Between 2024 and 2025, generative AI deployment in corporate legal departments more than doubled, from 23% to 52% of surveyed organizations. Routine work including contract evaluation, legal research, document drafting, and due diligence are being dominated by AI. These are the locations where pattern recognition offers real advantages over human attention spans and where hourly charges mount up.
The system in China is the anomaly that gives the overall picture a reasonable appearance. Since January 2019, Chinese courts have employed System 206, the forerunner of the AI Prosecutor, to assess public risk and the quality of the evidence. In terms of functioning on that additional automation threshold, the charging-decision extension created at the Shanghai Pudong Procuratorate is truly novel.

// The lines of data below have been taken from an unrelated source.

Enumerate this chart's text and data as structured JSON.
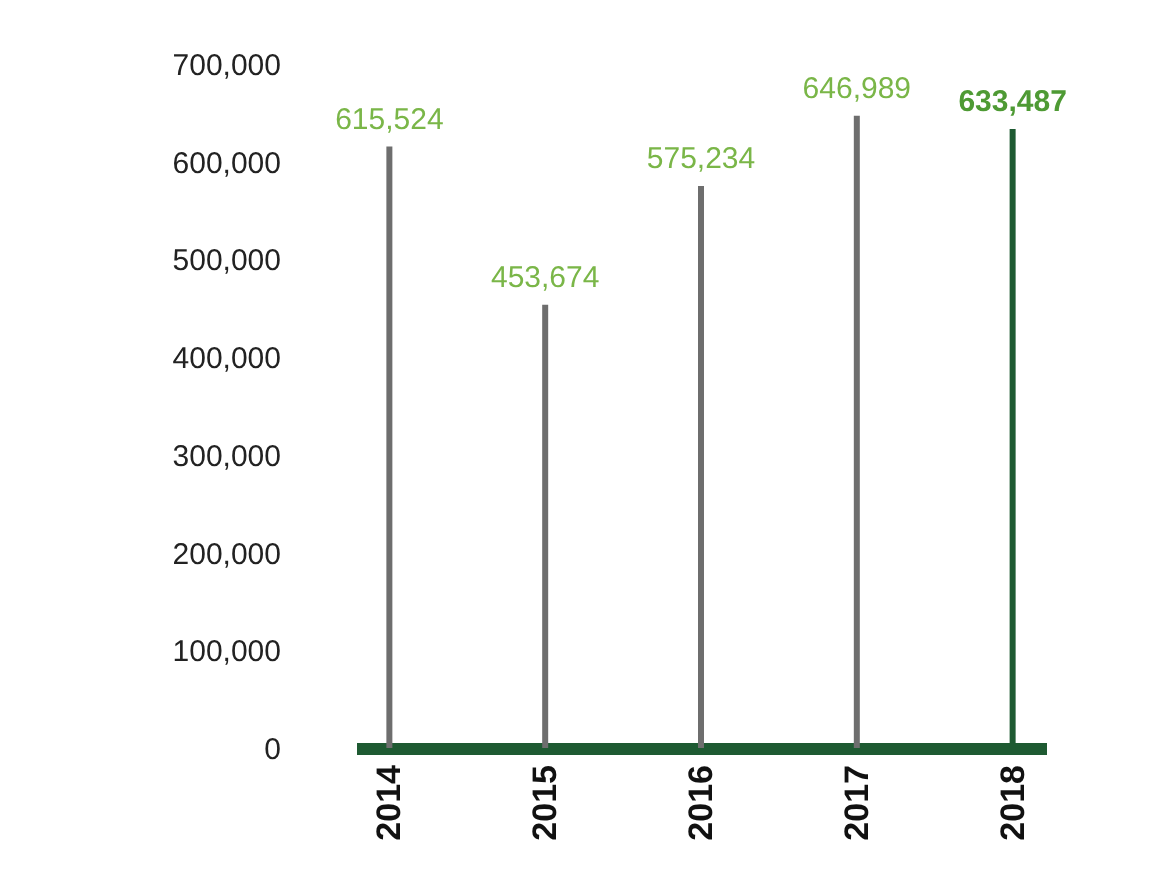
{
  "chart_data": {
    "type": "bar",
    "categories": [
      "2014",
      "2015",
      "2016",
      "2017",
      "2018"
    ],
    "values": [
      615524,
      453674,
      575234,
      646989,
      633487
    ],
    "value_labels": [
      "615,524",
      "453,674",
      "575,234",
      "646,989",
      "633,487"
    ],
    "colors": [
      "#6e6e6e",
      "#6e6e6e",
      "#6e6e6e",
      "#6e6e6e",
      "#1e5a32"
    ],
    "ylim": [
      0,
      700000
    ],
    "yticks": [
      0,
      {
        "value": 100000,
        "label": "100,000"
      },
      {
        "value": 200000,
        "label": "200,000"
      },
      {
        "value": 300000,
        "label": "300,000"
      },
      {
        "value": 400000,
        "label": "400,000"
      },
      {
        "value": 500000,
        "label": "500,000"
      },
      {
        "value": 600000,
        "label": "600,000"
      },
      {
        "value": 700000,
        "label": "700,000"
      }
    ],
    "grid": false
  }
}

According to Professor Shi Yong of the big data and knowledge management laboratory at the Chinese Academy of Sciences, the system can “to a certain extent” replace prosecutors in the decision-making process. It is a formulation that has been carefully hedged. Chinese prosecutors themselves have brought up the accountability issue, which does not seem to have been adequately addressed. The issue is who is accountable when the AI files the incorrect charge or when the 3% error rate captures a real person.

The European Union has adopted a different approach. Many legal AI tools are categorized as “high-risk” under the EU AI Act, which went into effect gradually until 2026. This designation necessitates human oversight, written transparency regarding the system’s decision-making process, and explicit accountability structures.

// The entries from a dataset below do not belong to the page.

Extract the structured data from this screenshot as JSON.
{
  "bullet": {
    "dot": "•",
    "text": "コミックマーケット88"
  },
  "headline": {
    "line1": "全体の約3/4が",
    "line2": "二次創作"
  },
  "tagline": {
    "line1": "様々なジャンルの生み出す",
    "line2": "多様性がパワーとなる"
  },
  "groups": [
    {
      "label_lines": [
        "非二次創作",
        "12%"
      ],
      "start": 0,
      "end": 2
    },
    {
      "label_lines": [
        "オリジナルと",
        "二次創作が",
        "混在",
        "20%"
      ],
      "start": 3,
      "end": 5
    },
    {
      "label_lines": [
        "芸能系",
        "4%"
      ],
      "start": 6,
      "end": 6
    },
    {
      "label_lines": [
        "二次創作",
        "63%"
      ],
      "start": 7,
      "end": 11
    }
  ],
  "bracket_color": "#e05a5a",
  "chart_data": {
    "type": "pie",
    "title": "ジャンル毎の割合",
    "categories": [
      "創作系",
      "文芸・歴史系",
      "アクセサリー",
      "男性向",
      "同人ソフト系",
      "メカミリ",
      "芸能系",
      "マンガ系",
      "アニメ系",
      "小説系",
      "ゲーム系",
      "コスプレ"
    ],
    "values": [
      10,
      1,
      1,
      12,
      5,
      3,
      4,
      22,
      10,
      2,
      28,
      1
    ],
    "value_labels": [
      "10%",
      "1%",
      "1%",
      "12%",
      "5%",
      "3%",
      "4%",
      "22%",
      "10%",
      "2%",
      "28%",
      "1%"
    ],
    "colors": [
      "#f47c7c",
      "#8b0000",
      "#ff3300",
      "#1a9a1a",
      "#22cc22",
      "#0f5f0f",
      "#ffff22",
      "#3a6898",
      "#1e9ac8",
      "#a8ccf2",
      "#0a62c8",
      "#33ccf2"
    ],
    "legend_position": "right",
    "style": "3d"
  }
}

In practical terms, this means that any AI system operating in the EU that makes or supports legal judgments needs to have a person involved and a paper trail that the human can follow. It will take years to provide an honest response to the question of whether this strategy outperforms China’s more aggressive deployment, and it will require empirical facts rather than regulatory preference.
Meanwhile, the shortcomings are immediately apparent. The hallucination issue that has plagued general-purpose AI since ChatGPT’s widespread adoption has now surfaced in filings that carry real consequences for real people, according to Indian courts, which have noted a “alarming trend” of attorneys filing petitions that cite fictional legal judgments. Attorneys have been penalized by US federal courts for similar mistakes.

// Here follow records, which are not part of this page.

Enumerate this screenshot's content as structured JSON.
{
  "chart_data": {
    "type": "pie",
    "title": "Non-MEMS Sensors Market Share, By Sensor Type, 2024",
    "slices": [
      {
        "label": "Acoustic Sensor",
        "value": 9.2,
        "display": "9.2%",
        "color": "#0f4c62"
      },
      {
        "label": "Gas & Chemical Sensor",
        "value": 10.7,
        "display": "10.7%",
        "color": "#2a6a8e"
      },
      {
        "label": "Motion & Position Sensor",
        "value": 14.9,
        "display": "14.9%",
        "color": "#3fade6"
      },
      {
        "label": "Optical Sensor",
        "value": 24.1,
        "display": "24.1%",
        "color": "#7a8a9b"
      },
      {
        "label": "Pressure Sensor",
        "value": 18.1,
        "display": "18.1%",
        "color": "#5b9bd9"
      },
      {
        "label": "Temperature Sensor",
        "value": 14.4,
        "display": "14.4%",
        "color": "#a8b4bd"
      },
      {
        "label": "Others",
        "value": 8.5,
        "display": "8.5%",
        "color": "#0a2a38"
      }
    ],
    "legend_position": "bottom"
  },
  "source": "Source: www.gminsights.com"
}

Employment in the legal sector increased by 6.4% through 2026, indicating that AI’s impact on the field is altering rather than eliminating it, however this reshaping is not happening smoothly. It is creating new types of professional malfeasance as well as real efficiency improvements. In all honesty, the people who are most impacted—defendants, plaintiffs, and everyone on the receiving end of a legal system—have the least visibility into how any of it operates, while oversight is catching up slowly. which could be the most significant detail in the whole narrative.